The process of divorce is predictable - it can be charted:
no matter how upsetting and crazy-making the initial shock
of a divorce may be, the psychological process of a divorce
follows a pattern, even though it seems like a roller coaster
of
denial
(This can't be happening to me!)
rage (How dare you put our family through this!)
bargaining (I'll change whatever you want changed.)
cool compromise (If you want the football tickets, I'll
take the time share in the Caymans.)
resolution (How can we get through this in the best way
possible?).
Others
have been there and have survived. There is life beyond divorce,
and sometimes a better one...
Support
groups with other divorcing persons can really help manage
strange, new emotional reactions, because you learn you are
not alone. Co-workers need basic information about what is
happening, especially if you are "not quite yourself",
but they cannot support you 24/7 and still do their jobs.
If you cannot concentrate, sleep or eat normally, and do your
job most days, it's time to consult a professional counselor
or consider an anti-depressant to help you manage stress,
until you can stabilize your life again.
6.
It takes two to five years to get over a major loss, such
as divorce: so be easy on yourself, knowing that you have
to first get through all the seasons of the year in a new
way, including holidays, birthdays, and even anniversaries.
Usually, by the second year, new customs develop, and the
pain dulls. An adjustment that lasts as long as five years
depends on whether the marriage had been dysfunctional for
years or not, the length of the marriage, the depth of the
relationship before it was upended, and the reasons behind
the break-up.
Divorcing
persons who move quickly into new relationships, without working
through the agony of what went wrong in the original marriage,
may be condemned to repeat the same mistakes. Even though
serial monogamy may be the prevailing form of marriage in
the US today, breaking up, as the song says, is hard to do.
It takes a psychological, emotional, social, physical, spiritual
and financial toll, and healing requires time and effort.
Those who never heal may live out their lives in unresolved
conflict or bitterness , and transmit those feelings to the
next generation.
7.
In the midst of a divorce, decisions affecting the business
need to be made wearing your business hat: Especially
if the family business is your primary financial resource,
the last thing you want to do is lose that too. For some,
a brief leave of absence, may be appropriate; for others,
work becomes essential to give structure to each day.
Of
course, in a vindictive divorce between Angry Associates or
Fiery Foes the business itself may become the target. I don't
believe anyone gets married with the goal of getting divorced,
but the family business needs to protect itself in advance
from such a possibility, through buy-sells that keep the business
stock in the original family, or through pre-nuptual agreements.

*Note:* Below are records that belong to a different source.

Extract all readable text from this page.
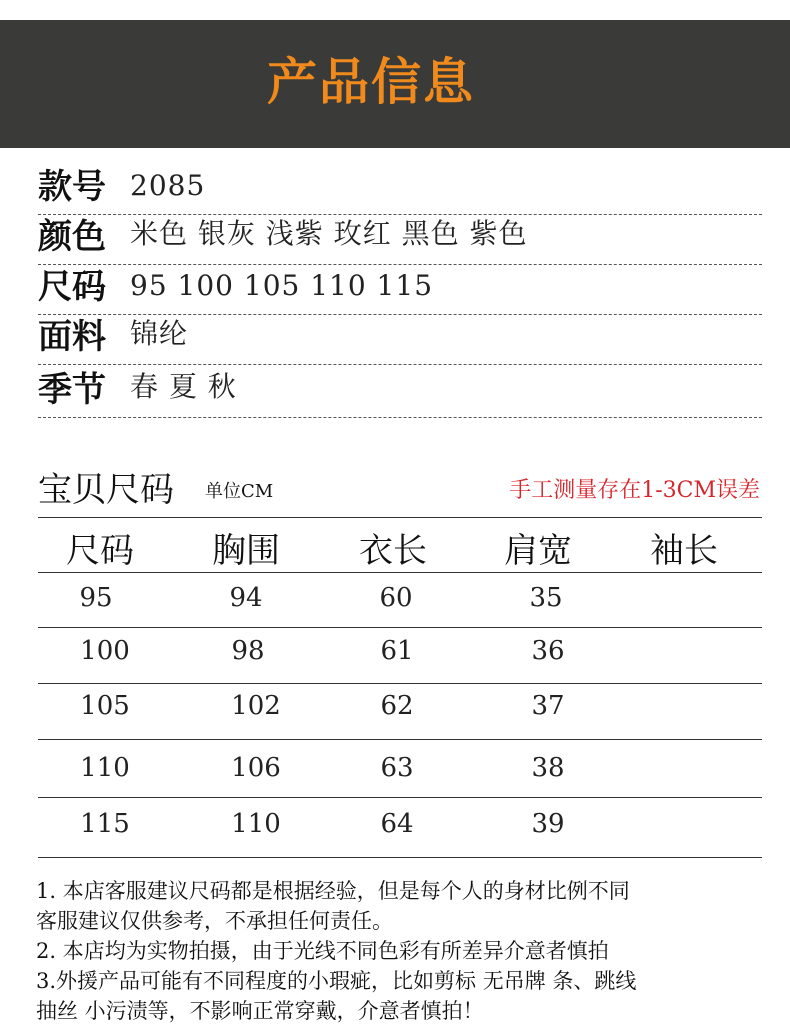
产品信息
款号 2085
颜色 米色 银灰 浅紫 玫红 黑色 紫色
尺码 95 100 105 110 115
面料 锦纶
季节 春 夏 秋
宝贝尺码 单位CM	手工测量存在1-3CM误差
尺码 胸围 衣长 肩宽 袖长
95	94	60	35
100	98	61	36
105	102	62	37
110	106	63	38
115	110	64	39
1. 本店客服建议尺码都是根据经验，但是每个人的身材比例不同
客服建议仅供参考，不承担任何责任。
2. 本店均为实物拍摄，由于光线不同色彩有所差异介意者慎拍
3.外援产品可能有不同程度的小瑕疵，比如剪标 无吊牌 条、跳线
抽丝 小污渍等，不影响正常穿戴，介意者慎拍！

Even when an amicable divorce happens between owners, retirement
plans need to be revisited, in order to support two households
rather than one. Divorce highlights the necessity for each
family member, employed or holding stock in the family business,
to have an exit strategy, and a way to redeem stock fairly
and gracefully, without putting the business at risk.
Given
our extended life spans and the extraordinary changes that
happen before that 50th anniversary party, a lifelong, loving
marriage may be something of a miracle. Every family I know,
including my own, has at least one divorce within it. Family
business owners can't pretend it will never happen to them.
They can educate themselves, protect the business from the
worst ravages of divorce, and determine that a "Good
Divorce" will no longer be only an oxymoron.